One of my customer's engineers asked me last week if I could make some ornaments out of some large 350x450mm PCB's they had to destroy? --He asked me "is this even possible with 1.6mm FR4+copper?"

Oh, I don't see why not! ... but it didn't take me long to figure out why he asked that question...

What he wanted was for me to turn this:

PCB.jpg


into THIS. He even sent me the vector file, it was laid out perfect to miss all the large mounting holes...

pcb2.jpg pcb3.jpg

As you can see, I did get the job done, but wow...

I put the plate on my trusty IS7000, set my 3-flute Garr 1/16" endmill to the correct depth, and proceeded to drill the hanger holes.
No problem. Let's try a tree...

No problem! Cut nicely-- Let's try another one...

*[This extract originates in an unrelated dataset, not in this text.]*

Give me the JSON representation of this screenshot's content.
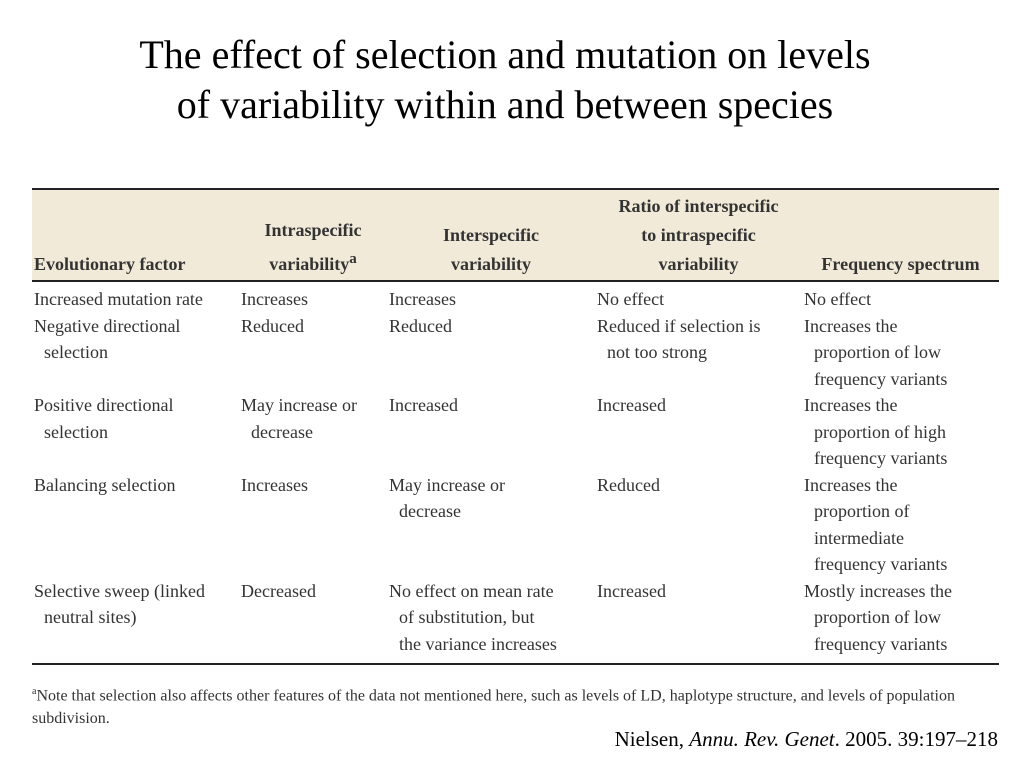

Halfway thru the second tree, the copper started mushing up the edges of the cut, and I noticed the spindle was rising up--
I stop the machine, and the endmill was so dull already that it wouldn't cut the copper, and the lower layer of copper was
balling up... Well, that endmill had about about 50 hours of cutting holes in black anodized aluminum on it, so I grab a new
2-flute endmill...

It cut the first tree dandy. About 2/3 thru the second tree, it got so dull that it wouldn't cut as fast as the machine was
pushing it, and it snapped in half...

It was then that I looked up "FR4 PCB"... 8 layers of fiberglass with 2 layers of copper top & bottom. That might explain it!

So to finish this job I ended up cutting them out with a standard engraving tool, with a 12° angle and a .020" or so tip.
I could only go .015" deep at a time, and 8 trees was about it before having to sharpen the tool.

I've never seen anything dull a carbide tool like this stuff did! The tool wear was probably at least 2x the wear I get cutting the
same linear inches of stainless steel!

Each pass took 45 seconds from tree to tree, 4 passes each tree = 3 minutes each, x30 trees = 90 minutes pure machine time...
plus around 10 tool sharpenings, add at least another half hour, plus deburring, plus two $9 endmills...

They turned out really nice, but I'm not sure I want to mess with cutting this stuff again!